Because the government's sizable investment in CIT appears worthless, "I think it's certainly more significant," Bonaventure said.

But others saw a more lasting impact from United Commercial's failure.

Kevin Jacques, the chairman of finance at Baldwin-Wallace College in Cleveland and a former Treasury economist, said officials may worry that the failure of an institution receiving CPP will cause the public to question the progress of the recovery.

"What the regulators desperately want is the public to view this as just another bank failure," Jacques said.

He said the Treasury sent the message that companies excluded from getting CPP funds were not expected to stay afloat even with the infusion.

The failure of a bank that had been expected to survive could raise a red flag, he said.

"This is a bank they put money into, and … there were still large enough problems so as to cause this bank to fail," Jacques said.

"The question becomes: If that's the case, how do the financial markets interpret that? Do they interpret that as: 'Oh, my God, there's another banking wave or crisis that's going to come here.

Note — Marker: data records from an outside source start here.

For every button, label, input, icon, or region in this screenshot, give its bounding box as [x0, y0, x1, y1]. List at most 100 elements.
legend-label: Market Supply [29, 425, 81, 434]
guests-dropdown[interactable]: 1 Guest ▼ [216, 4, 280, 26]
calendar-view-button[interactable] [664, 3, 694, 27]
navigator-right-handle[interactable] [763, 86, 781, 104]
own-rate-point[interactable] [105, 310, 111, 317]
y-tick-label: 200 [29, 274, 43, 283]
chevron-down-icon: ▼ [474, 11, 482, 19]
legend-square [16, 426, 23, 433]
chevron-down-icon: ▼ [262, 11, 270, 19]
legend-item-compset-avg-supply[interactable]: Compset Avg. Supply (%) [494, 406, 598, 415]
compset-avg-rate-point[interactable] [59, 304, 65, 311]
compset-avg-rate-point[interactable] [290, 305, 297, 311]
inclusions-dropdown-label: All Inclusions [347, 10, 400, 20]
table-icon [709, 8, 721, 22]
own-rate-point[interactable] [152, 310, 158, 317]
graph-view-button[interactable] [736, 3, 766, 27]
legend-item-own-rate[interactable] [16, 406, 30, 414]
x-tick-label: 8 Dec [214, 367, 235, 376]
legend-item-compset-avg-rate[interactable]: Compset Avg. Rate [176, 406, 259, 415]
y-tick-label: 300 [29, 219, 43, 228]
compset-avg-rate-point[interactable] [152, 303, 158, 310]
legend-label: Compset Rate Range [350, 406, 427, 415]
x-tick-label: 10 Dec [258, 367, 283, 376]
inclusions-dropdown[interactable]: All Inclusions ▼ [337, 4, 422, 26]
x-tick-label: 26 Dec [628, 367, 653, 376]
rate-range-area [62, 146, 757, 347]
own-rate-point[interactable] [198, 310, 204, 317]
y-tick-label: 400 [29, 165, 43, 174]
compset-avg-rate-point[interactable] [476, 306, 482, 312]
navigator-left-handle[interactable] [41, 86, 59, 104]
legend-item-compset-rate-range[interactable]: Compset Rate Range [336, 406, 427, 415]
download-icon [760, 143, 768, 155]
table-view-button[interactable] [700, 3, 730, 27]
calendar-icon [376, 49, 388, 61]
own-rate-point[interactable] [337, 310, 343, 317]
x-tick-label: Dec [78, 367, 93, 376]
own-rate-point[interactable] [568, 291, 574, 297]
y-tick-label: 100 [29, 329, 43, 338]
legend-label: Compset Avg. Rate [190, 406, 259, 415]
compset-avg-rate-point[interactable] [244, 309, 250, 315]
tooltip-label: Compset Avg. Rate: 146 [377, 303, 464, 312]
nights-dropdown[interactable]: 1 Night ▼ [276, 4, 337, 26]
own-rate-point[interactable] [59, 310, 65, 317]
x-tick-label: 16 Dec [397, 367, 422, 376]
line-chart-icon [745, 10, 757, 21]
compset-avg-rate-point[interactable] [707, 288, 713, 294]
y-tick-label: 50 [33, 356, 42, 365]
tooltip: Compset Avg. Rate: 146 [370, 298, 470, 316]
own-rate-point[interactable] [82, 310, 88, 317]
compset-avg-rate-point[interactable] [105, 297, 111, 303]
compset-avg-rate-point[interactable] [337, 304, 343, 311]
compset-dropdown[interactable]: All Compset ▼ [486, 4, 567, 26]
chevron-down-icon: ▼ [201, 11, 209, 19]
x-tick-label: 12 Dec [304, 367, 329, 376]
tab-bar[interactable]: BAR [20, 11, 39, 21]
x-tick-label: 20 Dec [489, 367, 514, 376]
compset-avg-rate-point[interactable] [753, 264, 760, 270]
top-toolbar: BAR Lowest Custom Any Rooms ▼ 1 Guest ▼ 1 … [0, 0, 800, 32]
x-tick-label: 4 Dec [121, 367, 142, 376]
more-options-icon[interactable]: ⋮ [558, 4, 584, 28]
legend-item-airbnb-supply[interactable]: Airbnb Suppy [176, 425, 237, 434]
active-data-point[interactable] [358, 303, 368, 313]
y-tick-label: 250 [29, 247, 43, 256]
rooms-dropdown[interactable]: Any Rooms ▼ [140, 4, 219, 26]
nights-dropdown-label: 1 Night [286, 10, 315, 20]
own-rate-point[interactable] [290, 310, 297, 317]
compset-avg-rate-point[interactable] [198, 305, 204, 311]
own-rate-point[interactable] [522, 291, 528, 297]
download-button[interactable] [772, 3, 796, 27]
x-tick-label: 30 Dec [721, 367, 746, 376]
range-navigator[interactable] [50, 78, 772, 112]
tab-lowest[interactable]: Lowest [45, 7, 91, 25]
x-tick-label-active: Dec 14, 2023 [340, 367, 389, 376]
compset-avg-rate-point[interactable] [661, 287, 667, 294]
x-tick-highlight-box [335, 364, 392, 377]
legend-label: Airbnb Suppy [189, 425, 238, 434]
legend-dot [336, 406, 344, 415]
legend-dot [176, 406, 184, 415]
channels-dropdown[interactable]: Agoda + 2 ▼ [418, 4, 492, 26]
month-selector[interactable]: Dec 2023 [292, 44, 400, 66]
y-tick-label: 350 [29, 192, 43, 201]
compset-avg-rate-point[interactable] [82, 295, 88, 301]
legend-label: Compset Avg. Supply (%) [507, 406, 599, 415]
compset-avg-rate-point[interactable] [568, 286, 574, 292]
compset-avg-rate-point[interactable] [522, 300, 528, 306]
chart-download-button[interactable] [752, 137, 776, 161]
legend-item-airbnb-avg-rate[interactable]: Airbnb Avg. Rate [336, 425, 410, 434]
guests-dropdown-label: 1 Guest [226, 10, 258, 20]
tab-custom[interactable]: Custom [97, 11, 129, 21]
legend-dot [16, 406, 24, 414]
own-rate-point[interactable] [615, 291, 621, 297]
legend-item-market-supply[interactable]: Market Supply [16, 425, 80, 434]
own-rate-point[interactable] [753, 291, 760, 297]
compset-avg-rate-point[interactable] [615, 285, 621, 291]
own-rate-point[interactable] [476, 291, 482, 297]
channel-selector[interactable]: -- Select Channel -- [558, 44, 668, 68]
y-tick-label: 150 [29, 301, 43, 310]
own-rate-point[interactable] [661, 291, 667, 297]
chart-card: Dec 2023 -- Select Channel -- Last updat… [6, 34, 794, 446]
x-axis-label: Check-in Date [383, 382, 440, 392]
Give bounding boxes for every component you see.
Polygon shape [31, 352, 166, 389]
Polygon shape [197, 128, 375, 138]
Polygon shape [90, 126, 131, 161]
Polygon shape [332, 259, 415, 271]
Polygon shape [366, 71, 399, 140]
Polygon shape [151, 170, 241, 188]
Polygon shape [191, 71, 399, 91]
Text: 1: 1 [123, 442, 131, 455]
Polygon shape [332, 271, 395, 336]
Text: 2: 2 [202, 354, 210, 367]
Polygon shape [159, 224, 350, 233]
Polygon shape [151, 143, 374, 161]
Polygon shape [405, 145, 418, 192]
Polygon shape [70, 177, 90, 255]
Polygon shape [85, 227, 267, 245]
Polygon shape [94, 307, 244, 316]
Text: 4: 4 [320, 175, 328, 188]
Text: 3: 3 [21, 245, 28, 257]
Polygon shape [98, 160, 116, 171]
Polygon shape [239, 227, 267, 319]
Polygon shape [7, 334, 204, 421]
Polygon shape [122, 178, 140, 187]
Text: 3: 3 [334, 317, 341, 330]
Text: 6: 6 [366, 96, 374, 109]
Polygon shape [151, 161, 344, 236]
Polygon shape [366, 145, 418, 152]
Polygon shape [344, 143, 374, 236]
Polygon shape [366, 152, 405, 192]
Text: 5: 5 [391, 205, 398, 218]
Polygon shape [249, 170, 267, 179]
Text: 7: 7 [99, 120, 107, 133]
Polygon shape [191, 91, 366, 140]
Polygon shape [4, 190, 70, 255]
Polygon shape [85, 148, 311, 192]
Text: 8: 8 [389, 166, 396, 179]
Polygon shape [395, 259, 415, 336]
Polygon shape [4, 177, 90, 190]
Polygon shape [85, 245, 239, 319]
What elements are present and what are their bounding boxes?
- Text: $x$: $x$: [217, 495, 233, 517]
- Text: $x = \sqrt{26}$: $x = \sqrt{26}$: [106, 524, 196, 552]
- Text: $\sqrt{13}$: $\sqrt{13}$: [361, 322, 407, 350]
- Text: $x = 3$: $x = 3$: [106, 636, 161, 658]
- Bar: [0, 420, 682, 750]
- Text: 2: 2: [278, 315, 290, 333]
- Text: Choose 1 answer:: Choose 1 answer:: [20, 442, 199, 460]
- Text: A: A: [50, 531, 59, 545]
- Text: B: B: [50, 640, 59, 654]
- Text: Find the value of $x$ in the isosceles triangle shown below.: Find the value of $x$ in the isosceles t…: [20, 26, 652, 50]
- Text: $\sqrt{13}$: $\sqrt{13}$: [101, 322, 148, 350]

That's the thing the regulators don't want the market believing."

Davis said that the Treasury is unlikely to give any Tarp recipients more help through programs such as the Capital Assistance Program.

The Treasury introduced CAP in February to allow struggling companies to increase their government stake to 5% and convert existing preferred shares into common ones.

But no investments under that program have been made yet, and the application deadline was Monday.

The $3.5 billion-asset Midwest Banc Holdings Inc. in Melrose Park, Ill., is one of only a few companies to publicly disclose that it has applied for CAP.

The majority of the $84.8 million it received under Tarp went toward plugging a $64.5 million hole caused by writedowns on investments made in Fannie Mae and Freddie Mac. So it had little capital cushion to absorb the heavy loan trouble it had this year.

Though its bank unit remains well capitalized, the company was undercapitalized at Sept. 30.

"If Midwest could raise money, they would have. I don't see the Treasury investing more in them," Davis said.

But not all those under stress are in severe trouble.

The $385 million-asset Citizens Bank of Northern California in Nevada City, Calif., said it deferred Tarp payments in August to preserve capital. Its total risk-based capital ratio has fallen just below the minimum needed for well-capitalized status lately, but Phil Campbell, its general counsel, said that it expects the ratio to rise by the end of this quarter and plans to resume the dividend payments then.

"We're not even under a regulatory order," he said.